I sometimes have to dine out with my father--in-law, who is the rudest person in the planet to all waitstaff (not like he's that pleasant otherwise, but that's a story for eCrappyInlaws.com!).

I cringe at his behavior and, having been a waitess myself, really feel for the staff.

Will "pre-tipping" help make the experience more bearable? Like, sneaking off to the restroom, grabbing the server and saying "hey, I know he's a major dickhead, here's $10 in advance to help you make it through the dinner"?

Needless to say, he undertips like crazy as well and I'm always "forgetting" something in the restaurant so I can go back and correct that mistake.

Perhaps this isn't the right place for this question, but while we are talking about customer/server relationships....

Humiliated daughter-in-law wants to know.

I feel for you. My late FIL was notorious for wanting to go to places that featured young, attractive female waitstaff and then hitting on our waitperson relentlessly and without shame. He never did anything truly egregious like groping, but the flirting started the moment we sat down and continued without cease until the end of the meal, and usually included gratuitous comments about the waitperson's physical attributes, request for her phone number, etc. At the time my FIL was late 50s and not what you'd call attractive, so even if the poor women weren't working I'm sure the advances would have been most unwelcome.

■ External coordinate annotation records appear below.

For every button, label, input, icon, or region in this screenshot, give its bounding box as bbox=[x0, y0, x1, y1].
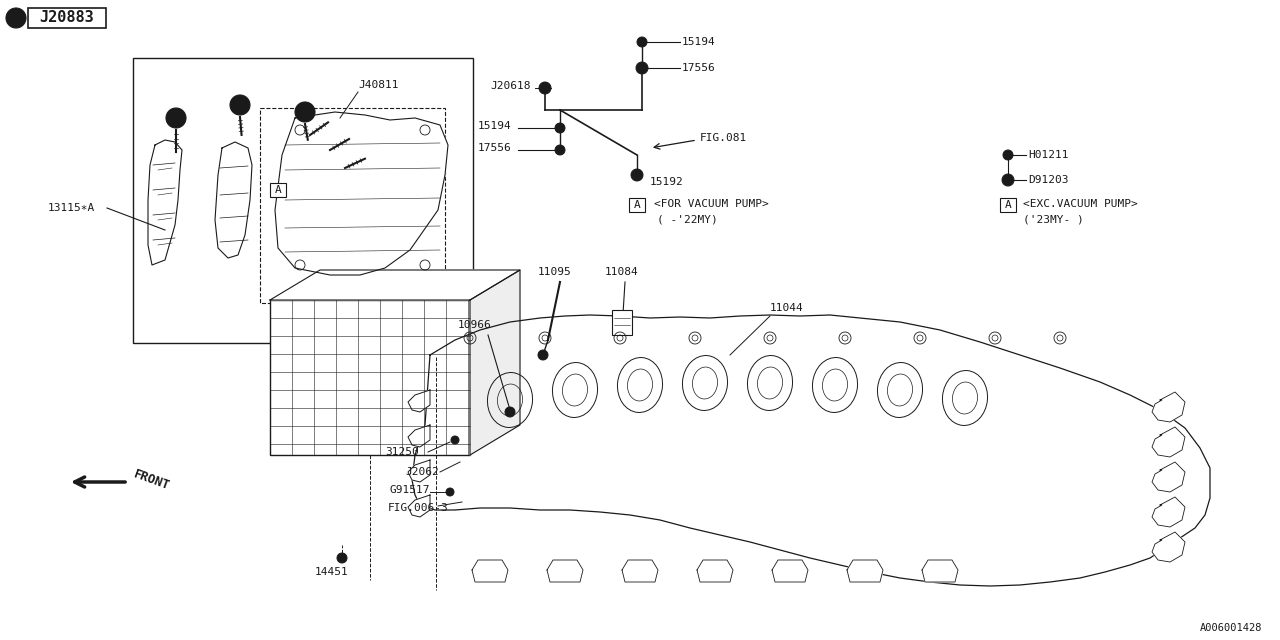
Text: 1: 1 bbox=[302, 107, 308, 117]
Text: FRONT: FRONT bbox=[132, 467, 172, 493]
Circle shape bbox=[506, 407, 515, 417]
Polygon shape bbox=[408, 390, 430, 412]
Circle shape bbox=[294, 102, 315, 122]
Polygon shape bbox=[1152, 427, 1185, 457]
Text: ( -'22MY): ( -'22MY) bbox=[657, 214, 718, 224]
Text: 10966: 10966 bbox=[458, 320, 492, 330]
Text: ('23MY- ): ('23MY- ) bbox=[1023, 214, 1084, 224]
Circle shape bbox=[1002, 174, 1014, 186]
Text: 31250: 31250 bbox=[385, 447, 419, 457]
Bar bbox=[270, 183, 285, 197]
Text: 17556: 17556 bbox=[682, 63, 716, 73]
Polygon shape bbox=[1152, 532, 1185, 562]
Polygon shape bbox=[698, 560, 733, 582]
Text: 11084: 11084 bbox=[605, 267, 639, 277]
Text: 15192: 15192 bbox=[650, 177, 684, 187]
Text: J2062: J2062 bbox=[404, 467, 439, 477]
Circle shape bbox=[538, 350, 548, 360]
Circle shape bbox=[166, 108, 186, 128]
Bar bbox=[260, 108, 445, 303]
Polygon shape bbox=[215, 142, 252, 258]
Bar bbox=[1000, 198, 1016, 212]
Polygon shape bbox=[408, 460, 430, 482]
Polygon shape bbox=[1152, 392, 1185, 422]
Circle shape bbox=[556, 145, 564, 155]
Text: J40811: J40811 bbox=[358, 80, 398, 90]
Text: A: A bbox=[1005, 200, 1011, 210]
Circle shape bbox=[230, 95, 250, 115]
Text: A: A bbox=[634, 200, 640, 210]
Text: FIG.081: FIG.081 bbox=[700, 133, 748, 143]
Text: FIG.006-3: FIG.006-3 bbox=[388, 503, 449, 513]
Text: 11044: 11044 bbox=[771, 303, 804, 313]
Polygon shape bbox=[148, 140, 182, 265]
Polygon shape bbox=[275, 112, 448, 275]
Circle shape bbox=[556, 123, 564, 133]
Bar bbox=[628, 198, 645, 212]
Circle shape bbox=[631, 169, 643, 181]
Text: <EXC.VACUUM PUMP>: <EXC.VACUUM PUMP> bbox=[1023, 199, 1138, 209]
Polygon shape bbox=[622, 560, 658, 582]
Text: 1: 1 bbox=[173, 113, 179, 123]
Circle shape bbox=[337, 553, 347, 563]
Text: <FOR VACUUM PUMP>: <FOR VACUUM PUMP> bbox=[654, 199, 769, 209]
Circle shape bbox=[451, 436, 460, 444]
Polygon shape bbox=[547, 560, 582, 582]
Text: A006001428: A006001428 bbox=[1199, 623, 1262, 633]
Polygon shape bbox=[270, 270, 520, 300]
Circle shape bbox=[1004, 150, 1012, 160]
Text: 15194: 15194 bbox=[682, 37, 716, 47]
Polygon shape bbox=[1152, 462, 1185, 492]
Polygon shape bbox=[922, 560, 957, 582]
Polygon shape bbox=[412, 315, 1210, 586]
Text: A: A bbox=[275, 185, 282, 195]
Text: 1: 1 bbox=[13, 12, 19, 24]
Text: 17556: 17556 bbox=[477, 143, 512, 153]
Text: H01211: H01211 bbox=[1028, 150, 1069, 160]
Text: D91203: D91203 bbox=[1028, 175, 1069, 185]
Text: J20618: J20618 bbox=[490, 81, 530, 91]
Circle shape bbox=[539, 82, 550, 94]
Circle shape bbox=[6, 8, 26, 28]
Polygon shape bbox=[470, 270, 520, 455]
Bar bbox=[133, 58, 474, 343]
Polygon shape bbox=[408, 495, 430, 517]
Text: 11095: 11095 bbox=[538, 267, 572, 277]
Polygon shape bbox=[1152, 497, 1185, 527]
Circle shape bbox=[636, 62, 648, 74]
Text: 1: 1 bbox=[237, 100, 243, 110]
Bar bbox=[28, 8, 106, 28]
Polygon shape bbox=[772, 560, 808, 582]
Polygon shape bbox=[472, 560, 508, 582]
Text: G91517: G91517 bbox=[390, 485, 430, 495]
Text: 13115∗A: 13115∗A bbox=[49, 203, 95, 213]
Bar bbox=[270, 300, 470, 455]
Text: 15194: 15194 bbox=[477, 121, 512, 131]
Circle shape bbox=[445, 488, 454, 496]
Polygon shape bbox=[847, 560, 883, 582]
Text: 14451: 14451 bbox=[315, 567, 349, 577]
Polygon shape bbox=[408, 425, 430, 447]
Bar bbox=[612, 310, 632, 335]
Circle shape bbox=[637, 37, 646, 47]
Text: J20883: J20883 bbox=[40, 10, 95, 26]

After this happened a few times, much to my and my husband's embarrassment (most times we could actually see the waitresses talking indignantly to their coworkers across the room about the lecherous old bastard), I did start pre-tipping waitresses. After we were seated I would excuse myself to the restroom, find the waitress, explain the situation and throw her some extra bucks. I don't know if it ever prevented our food from being spat in but it made me feel better. Just my $.02.